Voilà pourquoi l’hydrogène traîne une réputation «explosive» qui pourrait inquiéter les acheteurs de voitures. En cas d’accident, finira-t-on comme le Hindenburg? «Les gens avaient la même inquiétude lors de l’arrivée de la voiture à essence, rappelle en souriant Loïc Boulon, de l’Institut de recherche sur l’hydrogène. On travaille à concevoir des réservoirs en matériaux composites d’une extrême solidité qui résistent à la pression du gaz et qui gardent leur intégrité en cas d’accident. Le public peut être rassuré, ces réservoirs sont quasi indestructibles.»

Les défis
Avec autant d’avantages, pourquoi la voiture à hydrogène n’est-elle pas déjà présente sur les routes du Québec et du reste du monde ? C’est avant tout un défi d’infrastructures. Une station de remplissage coûte au minimum 2 millions de dollars, car elle requiert un équipement spécialisé. C’est que l’hydrogène est capricieux. « Un seul kilogramme d’hydrogène occupe un volume si grand qu’il faudrait un réservoir de 90 L pour le contenir. Il faut donc le compresser, jusqu’à 700 fois la pression atmosphérique pour commencer à avoir une densité énergétique par volume comparable à celle de l’essence », explique Pierre Bénard, enseignant de physique à l’UQTR et chercheur à l’IRH.

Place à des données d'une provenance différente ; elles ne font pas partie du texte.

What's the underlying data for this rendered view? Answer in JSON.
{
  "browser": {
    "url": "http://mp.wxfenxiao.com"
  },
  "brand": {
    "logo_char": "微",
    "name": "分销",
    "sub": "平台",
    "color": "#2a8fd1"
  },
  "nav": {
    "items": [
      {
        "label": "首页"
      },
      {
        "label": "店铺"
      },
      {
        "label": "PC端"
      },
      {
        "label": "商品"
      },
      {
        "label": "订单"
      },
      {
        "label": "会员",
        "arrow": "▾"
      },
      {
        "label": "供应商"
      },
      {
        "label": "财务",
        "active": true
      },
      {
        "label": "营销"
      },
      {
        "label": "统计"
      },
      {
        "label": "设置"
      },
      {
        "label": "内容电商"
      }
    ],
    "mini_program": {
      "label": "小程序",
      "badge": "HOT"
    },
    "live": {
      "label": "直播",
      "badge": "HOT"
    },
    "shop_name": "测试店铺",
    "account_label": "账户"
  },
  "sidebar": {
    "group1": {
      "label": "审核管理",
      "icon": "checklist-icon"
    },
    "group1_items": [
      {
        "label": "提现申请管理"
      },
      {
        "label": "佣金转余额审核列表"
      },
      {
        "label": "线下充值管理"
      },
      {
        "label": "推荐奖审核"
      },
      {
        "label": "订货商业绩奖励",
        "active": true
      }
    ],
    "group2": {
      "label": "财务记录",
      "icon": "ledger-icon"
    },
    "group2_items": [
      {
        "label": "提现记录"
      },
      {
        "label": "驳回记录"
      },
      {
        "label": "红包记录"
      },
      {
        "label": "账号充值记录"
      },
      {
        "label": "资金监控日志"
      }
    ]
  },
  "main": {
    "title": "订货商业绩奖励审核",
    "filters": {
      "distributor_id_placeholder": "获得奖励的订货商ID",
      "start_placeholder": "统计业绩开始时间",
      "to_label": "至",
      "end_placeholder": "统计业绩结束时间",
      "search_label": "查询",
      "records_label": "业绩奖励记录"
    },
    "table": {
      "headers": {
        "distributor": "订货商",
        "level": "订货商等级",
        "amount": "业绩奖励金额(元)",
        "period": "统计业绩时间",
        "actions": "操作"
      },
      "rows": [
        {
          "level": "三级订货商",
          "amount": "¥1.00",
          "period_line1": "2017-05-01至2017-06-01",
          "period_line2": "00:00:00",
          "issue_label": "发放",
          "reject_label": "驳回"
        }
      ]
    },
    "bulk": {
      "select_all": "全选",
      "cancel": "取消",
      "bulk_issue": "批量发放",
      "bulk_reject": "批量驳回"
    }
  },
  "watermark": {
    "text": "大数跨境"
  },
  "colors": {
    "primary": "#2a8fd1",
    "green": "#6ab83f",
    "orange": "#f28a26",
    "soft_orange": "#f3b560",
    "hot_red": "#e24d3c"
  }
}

Le prix à la pompe risque aussi d’en rebuter certains. En Californie, le coût en hydrogène pour franchir 100 km s’élève à 17,50 $. En comparaison, la même distance coûte 13 $ si on la parcourt avec une voiture à essence, et seulement 1,25 $ avec un véhicule électrique à batterie.

Mais les efforts pour surmonter ce défi pourraient être payants à court terme pour le Québec. « L’intérêt de développer l’hydrogène chez nous se trouve surtout de l’autre côté de la frontière, avance Johanne Gélinas de TEQ. Déjà, le nord-est des États-Unis compte un certain nombre de voitures à hydrogène, qui devrait croître rapidement. Là-bas, l’hydrogène est surtout produit à partir de gaz naturel, ce qui entraîne l’émission de gaz à effet de serre. Avec notre potentiel hydro-électrique, nous pourrions devenir des producteurs d’hydrogène propre et le revendre pour alimenter les voitures américaines. Et pourquoi pas ailleurs dans le monde ? »

Le Québec, la nouvelle Arabie de l’hydrogène ? Si Toyota mène le bal dans le développement de la voiture à hydrogène, elle est talonnée de très près par Honda, BMW, Hyundai et Audi. Dès les premières stations de remplissage installées, les modèles de voiture à hydrogène pourraient bien se multiplier sur nos routes et celles du nord-est des États-Unis. La demande en hydrogène ira en augmentant et le Québec pourrait devenir un fournisseur incontournable. Encore des promesses de révolution...

Cette fois, est-ce la bonne ?

>>> Cet article est tiré du numéro de mars 2018.
 
Propre, l’hydrogène ?

En termes de gaz à effet de serre (GES), la production d’hydrogène n’est pas nécessairement blanche comme neige.

L’électrolyse de l’eau nécessite de l’électricité. Si celle-ci peut provenir de barrages hydro-électriques, d’éoliennes ou de panneaux solaires, elle peut aussi être générée par des centrales thermiques qui brûlent des combustibles fossiles, comme le gaz naturel ou le charbon. Pour la propreté de l’hydrogène, on repassera. Cela dit, ces usines devraient, un jour, capter et séquestrer leur CO2, ce qui pourrait améliorer le bilan environnemental de l’hydrogène ainsi produit.

Mais, même propre, l’hydrogène d’origine électrique a un coût énergétique élevé en raison des nombreuses conversions qui entraînent des pertes à chaque étape du processus. Par exemple, depuis la centrale électrique jusqu’au moteur de la voiture, en passant par la production d’hydrogène, puis la regénération d’électricité dans une pile à combustible, les pertes sont de 75 %. Il faut donc quatre kilowattheures d’énergie éolienne pour avoir un seul kilowattheure dans la voiture.

C’est pourquoi, pour le moment, il revient moins cher de produire de l’hydrogène par vaporeformage d’hydrocarbures. Cette méthode consiste, entre autres, à prendre du gaz naturel pour le faire réagir avec de la vapeur d’eau en présence de chaleur. On obtient alors le H2 désiré, mais aussi du CO2 ! À l’échelle mondiale, c’est actuellement la technique la plus courante pour générer de l’hydrogène.